Four hundred and twenty kilometres later I arrived in another of the country’s main towns – Nelson. Situated almost bang in the middle of the South Island’s north coast in the centre of the wide Tasman Bay, Nelson boasts the most sun in the country and long, yellow beaches. The weather was fine, my curiosity whet and my legs stiff from the journey.
“I fancy a walk,” I told the desk clerk at the small backpackers I checked into that evening, “Any suggestions?”
Early next morning I stowed most of my things in the hostel’s storeroom taking only the bare essentials in my tiny daypack, my sleeping bag slung on string from the bottom. My destination was Abel Tasman National Park on the western tip of Tasman Bay where I planned to complete a three-day hike beginning at a place call Totaranui, a three-and-a-half hour bus-ride away. We inexplicably changed bus three times on the way, our driver changing with us on each occasion, and stopped for a good half hour for ‘morning tea’ at a delightfully homely place with a spectacular view of forested hills still clinging to the remnants of morning mist. Thus refreshed we arrived at our destination in a leisurely fashion but not a minute late and I eagerly headed for the information kiosk where I had been assured I could obtain a map. The shutters were down, the door padlocked.
“Ah well,” I shrugged at a similarly disadvantaged couple as I secured my pack, “Best foot forward!” And I set out to see what I would see.

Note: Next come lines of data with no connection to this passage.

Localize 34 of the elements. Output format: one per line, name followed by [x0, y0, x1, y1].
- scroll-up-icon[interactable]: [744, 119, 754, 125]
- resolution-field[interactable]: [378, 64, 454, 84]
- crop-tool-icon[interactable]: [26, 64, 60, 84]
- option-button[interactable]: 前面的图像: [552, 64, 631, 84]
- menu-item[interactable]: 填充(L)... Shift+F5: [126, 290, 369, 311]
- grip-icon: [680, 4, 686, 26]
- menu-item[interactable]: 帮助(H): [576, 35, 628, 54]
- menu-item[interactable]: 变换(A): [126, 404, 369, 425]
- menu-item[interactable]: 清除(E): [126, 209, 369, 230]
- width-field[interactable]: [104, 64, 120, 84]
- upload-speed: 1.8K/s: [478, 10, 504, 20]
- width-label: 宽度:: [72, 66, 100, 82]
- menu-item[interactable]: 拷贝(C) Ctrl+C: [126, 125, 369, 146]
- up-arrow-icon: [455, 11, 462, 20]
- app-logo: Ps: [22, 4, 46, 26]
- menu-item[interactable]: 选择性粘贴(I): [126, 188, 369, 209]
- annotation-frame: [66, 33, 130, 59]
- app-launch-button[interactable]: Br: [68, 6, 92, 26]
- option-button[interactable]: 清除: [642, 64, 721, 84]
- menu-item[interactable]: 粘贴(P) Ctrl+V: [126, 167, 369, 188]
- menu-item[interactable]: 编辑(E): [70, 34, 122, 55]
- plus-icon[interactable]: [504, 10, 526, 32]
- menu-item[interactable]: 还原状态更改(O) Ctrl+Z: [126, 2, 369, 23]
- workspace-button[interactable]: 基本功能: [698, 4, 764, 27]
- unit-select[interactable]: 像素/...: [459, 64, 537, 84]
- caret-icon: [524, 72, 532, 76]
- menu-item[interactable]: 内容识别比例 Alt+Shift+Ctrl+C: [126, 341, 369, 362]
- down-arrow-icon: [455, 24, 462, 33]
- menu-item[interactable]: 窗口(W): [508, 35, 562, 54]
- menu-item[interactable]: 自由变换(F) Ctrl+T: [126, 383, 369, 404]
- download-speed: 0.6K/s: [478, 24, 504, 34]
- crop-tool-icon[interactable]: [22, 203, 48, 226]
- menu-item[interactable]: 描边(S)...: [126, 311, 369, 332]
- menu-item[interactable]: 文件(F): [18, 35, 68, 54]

It didn’t take me long to get well and truly lost. The path was easy enough to follow, but my imagination, I was sure, had run far, far away. I appeared to be on the set of ‘Jurassic Park’. Thick, lush jungle plunged up and down either side of the track with more plants than I could take in. Some of the trees I recognised, but there were so many different species of fern, some growing exuberantly across the forest floor, others with thick, honeycomb- patterned trunks and broad, feathered leaves spreading high above my head. Green was everywhere in all shades and I was sure I’d never seen such natural opulence or felt such life surging from the earth. The forest was so thick that had there been no path, I would have needed a machete to hack my way through. After the almost Englishness of Christchurch I was quite unprepared for this, surprised and delighted beyond measure. If a Brontosaurus had popped its head through the branches to munch the curling leaves of one of the towering tree ferns, I wouldn’t have flinched. The last thing I’d expected was to find myself foraying into a tropical dreamland and the smile on my face grew at every turn. Little fantail birds fluttered around my head, snacking on bugs disturbed by my passage. I fancied they were keeping me company and tried to mimic their twittering, hoping they might come even closer, perhaps even perch on my hand or head. The sounds of warbling, ringing and complex trills punctuated the quiet – native birds the like of which I had never heard before. Once in a while I stood absolutely still to listen, losing myself in the sounds of nature; wind in the trees, chirruping of unseen crickets, birds singing and the crackle and rustle as they moved between the branches. The air was full of the cycle of life, scent of trees growing and dying, the mulch of leaves red-brown under foot. My self was lost among it, all remnants of fatigue spirited away.